Le grand débat du monde agricole aura-t-il lieu ? Sous pression des agriculteurs, encore inassouvis par les promesses et actes du gouvernement, Emmanuel Macron pensait bien faire en organisant un grand débat avec le monde agricole à l’occasion du Salon de l’Agriculture. Pour que l’évènement donne lieu à «un moment ouvert d’écoute et de débat sur l’avenir de l’agriculture française», l’Elysée a d’abord annoncé avoir invité le collectif écologiste les Soulèvements de la Terre. De quoi susciter la colère des syndicats et provoquer un gros cafouillage du côté de l’exécutif.
«L’invitation par le PR (président de la République, ndlr) au #SIA d’un groupuscule dont la dissolution a été demandée par son propre gouvernement est une provocation inacceptable pour les agriculteurs. J’avais accepté de participer à un débat. Dans ces conditions, je refuse de prendre part à ce qui ne sera qu’une mascarade», a déclaré dans un premier temps le patron du premier syndicat agricole, Arnaud Rousseau, sur X jeudi soir.

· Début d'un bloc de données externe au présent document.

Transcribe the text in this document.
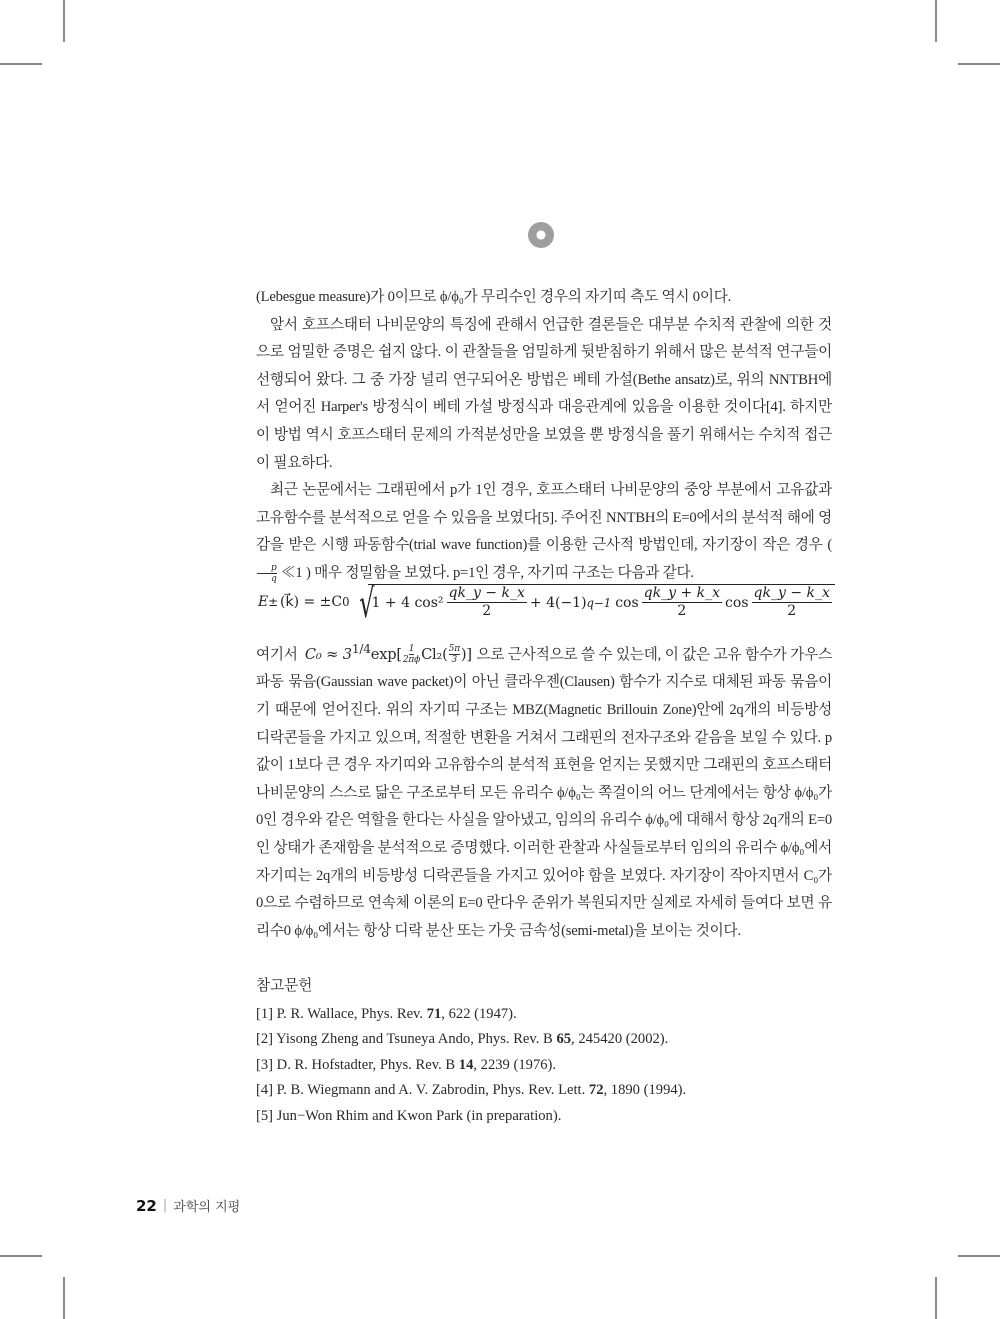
(Lebesgue measure)가 0이므로 ϕ/ϕ₀가 무리수인 경우의 자기띠 측도 역시 0이다.

앞서 호프스태터 나비문양의 특징에 관해서 언급한 결론들은 대부분 수치적 관찰에 의한 것으로 엄밀한 증명은 쉽지 않다. 이 관찰들을 엄밀하게 뒷받침하기 위해서 많은 분석적 연구들이 선행되어 왔다. 그 중 가장 널리 연구되어온 방법은 베테 가설(Bethe ansatz)로, 위의 NNTBH에서 얻어진 Harper's 방정식이 베테 가설 방정식과 대응관계에 있음을 이용한 것이다[4]. 하지만 이 방법 역시 호프스태터 문제의 가적분성만을 보였을 뿐 방정식을 풀기 위해서는 수치적 접근이 필요하다.

최근 논문에서는 그래핀에서 p가 1인 경우, 호프스태터 나비문양의 중앙 부분에서 고유값과 고유함수를 분석적으로 얻을 수 있음을 보였다[5]. 주어진 NNTBH의 E=0에서의 분석적 해에 영감을 받은 시행 파동함수(trial wave function)를 이용한 근사적 방법인데, 자기장이 작은 경우 (
$\frac{p}{q}$ ≪1 ) 매우 정밀함을 보였다. p=1인 경우, 자기띠 구조는 다음과 같다.

E ± (k⃗) = ±C 0 √ 1 + 4 $\cos^2 \frac{qk\_y - k\_x}{2} + 4(-1)$ q−1 $\cos \frac{qk\_y + k\_x}{2}$ $\cos \frac{qk\_y - k\_x}{2}$

여기서 $C_0 \approx 3^{1/4}\exp[ \frac{1}{2\pi\phi} Cl_2( \frac{5\pi}{3}$ )] 으로 근사적으로 쓸 수 있는데, 이 값은 고유 함수가 가우스 파동 묶음(Gaussian wave packet)이 아닌 클라우젠(Clausen) 함수가 지수로 대체된 파동 묶음이기 때문에 얻어진다. 위의 자기띠 구조는 MBZ(Magnetic Brillouin Zone)안에 2q개의 비등방성 디락콘들을 가지고 있으며, 적절한 변환을 거쳐서 그래핀의 전자구조와 같음을 보일 수 있다. p값이 1보다 큰 경우 자기띠와 고유함수의 분석적 표현을 얻지는 못했지만 그래핀의 호프스태터 나비문양의 스스로 닮은 구조로부터 모든 유리수 ϕ/ϕ₀는 쪽걸이의 어느 단계에서는 항상 ϕ/ϕ₀가 0인 경우와 같은 역할을 한다는 사실을 알아냈고, 임의의 유리수 ϕ/ϕ₀에 대해서 항상 2q개의 E=0인 상태가 존재함을 분석적으로 증명했다. 이러한 관찰과 사실들로부터 임의의 유리수 ϕ/ϕ₀에서 자기띠는 2q개의 비등방성 디락콘들을 가지고 있어야 함을 보였다. 자기장이 작아지면서 C₀가 0으로 수렴하므로 연속체 이론의 E=0 란다우 준위가 복원되지만 실제로 자세히 들여다 보면 유리수0 ϕ/ϕ₀에서는 항상 디락 분산 또는 가웃 금속성(semi-metal)을 보이는 것이다.

참고문헌
[1] P. R. Wallace, Phys. Rev. 71, 622 (1947).
[2] Yisong Zheng and Tsuneya Ando, Phys. Rev. B 65, 245420 (2002).
[3] D. R. Hofstadter, Phys. Rev. B 14, 2239 (1976).
[4] P. B. Wiegmann and A. V. Zabrodin, Phys. Rev. Lett. 72, 1890 (1994).
[5] Jun−Won Rhim and Kwon Park (in preparation).
22 | 과학의 지평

L’invitation par le PR au #SIA d’un groupuscule dont la dissolution a été demandée par son propre GVT est une provocation inacceptable pour les agriculteurs. J’avais accepté de participer à un débat. Dans ces conditions, je refuse de prendre part à ce qui ne sera qu’une…
— Arnaud Rousseau (@rousseautrocy) February 22, 2024
Il a rapidement été rejoint par les Jeunes Agriculteurs : «On dirait que le Conseil d’Etat vient finalement d’annuler la décision d’Emmanuel Macron d’inviter les Soulèvements de la terre au débat. On marche définitivement sur la tête…» a écrit le syndicat sur X en référence à l’annulation de la dissolution du mouvement écologiste prononcée le 9 novembre dernier par le Conseil d’Etat. Une heure après les réactions des syndicats, l’Elysée a enclenché un premier rétropédalage en désinvitant le collectif, qualifié un temps d’«éco-terroriste» par Gérald Darmanin, «pour garantir la sérénité débats».
Un peu plus tard ce vendredi, l’Elysée a affirmé sur X que «Les Soulèvements de la Terre n’ont été ni conviés, ni contactés. Il s’agit d’une erreur faite lors de l’entretien avec la presse en amont de l’événement». Mais le mal a été fait et l’opposition a vertement critiqué l’exécutif. «Décidément, Macron n’incarne rien d’autre que la confusion, le mépris et le désordre», a réagi la cheffe de file de l’extrême droite Marine Le Pen. Le président des Républicains Éric Ciotti a lui dénoncé un «en même temps macroniste […] insupportable».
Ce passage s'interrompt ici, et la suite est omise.